An indicator for patients without moderate to severe frailty, whose last recorded blood pressure was 140/80mmHg or less, was also proposed and has now been approved.
Since the consultation, three further indicators have been added to monitor the number of patients with type 2 diabetes treated with a statin in an effort to avoid undertreatment of those at risk of cardiovascular disease.
NICE has said that the introduction of indicators for different levels of frailty will help GPs to identify patients who would benefit from tighter or looser glycaemic and blood pressure control and to personalise their care, which may include stopping or reducing treatment.
It added that the new indicators will be used to inform negotiations for the content of the 2019/20 QOF.
Professor Gillian Leng, director of health and social care at NICE, said: ’A number of the new NICE indicators for people with diabetes take account of frailty and are a step towards helping enable the greater personalisation of care.
'The intent of these indicators is to reduce the risk of treatment-related harm and improve the quality of life for people with moderate or severe frailty.’

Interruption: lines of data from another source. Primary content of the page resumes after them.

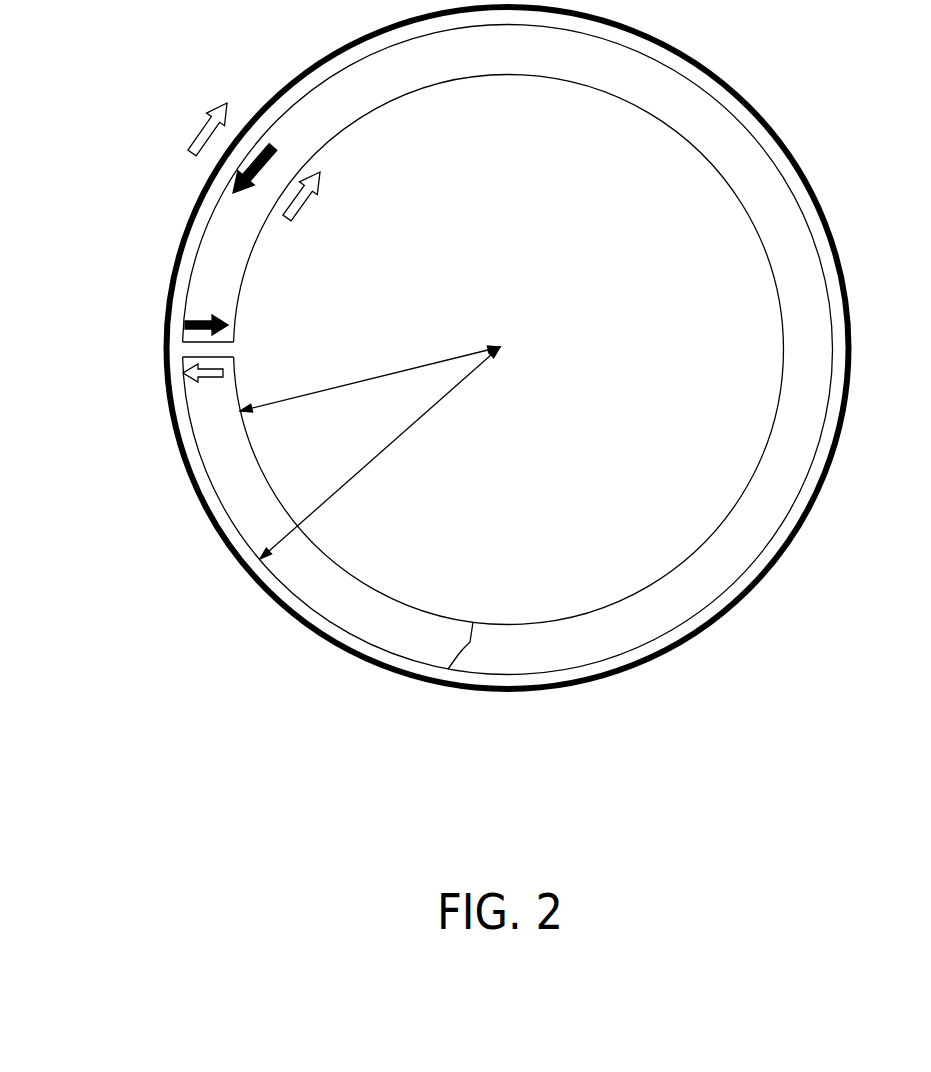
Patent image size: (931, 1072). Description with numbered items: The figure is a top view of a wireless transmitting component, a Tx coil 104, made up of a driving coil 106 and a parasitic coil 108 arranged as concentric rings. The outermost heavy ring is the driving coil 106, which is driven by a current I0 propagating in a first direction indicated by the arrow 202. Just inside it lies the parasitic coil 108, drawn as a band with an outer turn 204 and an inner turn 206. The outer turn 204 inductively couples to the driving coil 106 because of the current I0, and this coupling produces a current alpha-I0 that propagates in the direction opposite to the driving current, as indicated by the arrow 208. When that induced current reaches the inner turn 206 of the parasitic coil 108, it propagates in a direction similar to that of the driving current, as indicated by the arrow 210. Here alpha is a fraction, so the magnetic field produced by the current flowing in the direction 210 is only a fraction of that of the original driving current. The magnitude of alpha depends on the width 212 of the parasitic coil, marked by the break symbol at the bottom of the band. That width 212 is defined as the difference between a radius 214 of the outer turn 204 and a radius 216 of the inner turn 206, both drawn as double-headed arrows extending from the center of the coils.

The Tx coil 104 is at (521, 874).
The driving coil 106 is at (280, 601).
The parasitic coil 108 is at (705, 122).
The arrow 202 is at (200, 128).
The outer turn 204 is at (196, 247).
The inner turn 206 is at (238, 292).
The arrow 208 is at (258, 145).
The arrow 210 is at (318, 182).
The width of the parasitic coil 212 is at (485, 645).
The radius of the outer turn 214 is at (382, 448).
The radius of the inner turn 216 is at (385, 373).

NICE has also confirmed an indicator adding people with resolved atrial fibrillation to the AF register, as they remain at a higher risk of stroke or transient ischaemic attack and continue to benefit from anticoagulation therapy.
BMA GP Committee clinical and prescribing policy lead Dr Andrew Green told Pulse that the new indicators will 'encourage GPs to ensure that patients with diabetes will receive care tailored to their individual circumstances'.
He said: 'It is vital to balance the need of younger fitter patients for good risk-factor control with the importance of avoiding overtreatment in frailer people, and we are pleased that this principle has been incorporated into these indicators.'
This comes after a review of the QOF by the BMA’s GPC, the RCGP, NICE, Public Health England, the Department of Health and Social Care and NHS England suggested that up to a quarter of indicators could be scrapped.
New indicators published by NICE
- The percentage of patients with diabetes without moderate or severe frailty, on the register, in whom the last IFCC-HbA1c is 58 mmol/mol or less in the preceding 12 months.
- The percentage of patients with diabetes with moderate or severe frailty, on the register, in whom the last IFCC-HbA1c is 75 mmol/mol or less in the preceding 12 months.
- The percentage of patients with diabetes without moderate or severe frailty, on the register, in whom the last blood pressure reading (measured in the preceding 12 months) is 140/80 mmHg or less.
- The percentage of patients with type 1 diabetes who are aged over 40 years currently treated with a statin.
- The percentage of patients aged 25–84 years, with a diagnosis of type 2 diabetes, without moderate or severe frailty, not currently treated with a statin, who have had a consultation for a cardiovascular risk assessment using a risk assessment tool agreed with the NHS Commissioning Board in the last 3 years.
- The percentage of patients with a diagnosis of type 2 diabetes and a recorded CVD risk assessment score of ≥10% (without moderate or severe frailty), who are currently treated with a statin (unless there is a contraindication or statin therapy is declined).
- The percentage of patients with diabetes aged 40 years and over, with no history of CVD and without moderate or severe frailty, who are currently treated with a statin (excluding patients with type 2 diabetes and a CVD risk score of <10% recorded in the preceding 3 years).
- The percentage of patients with diabetes and a history of CVD (excluding haemorrhagic stroke) who are currently treated with a statin.
- The contractor establishes and maintains a register of patients with atrial fibrillation, including patients with ‘AF resolved’.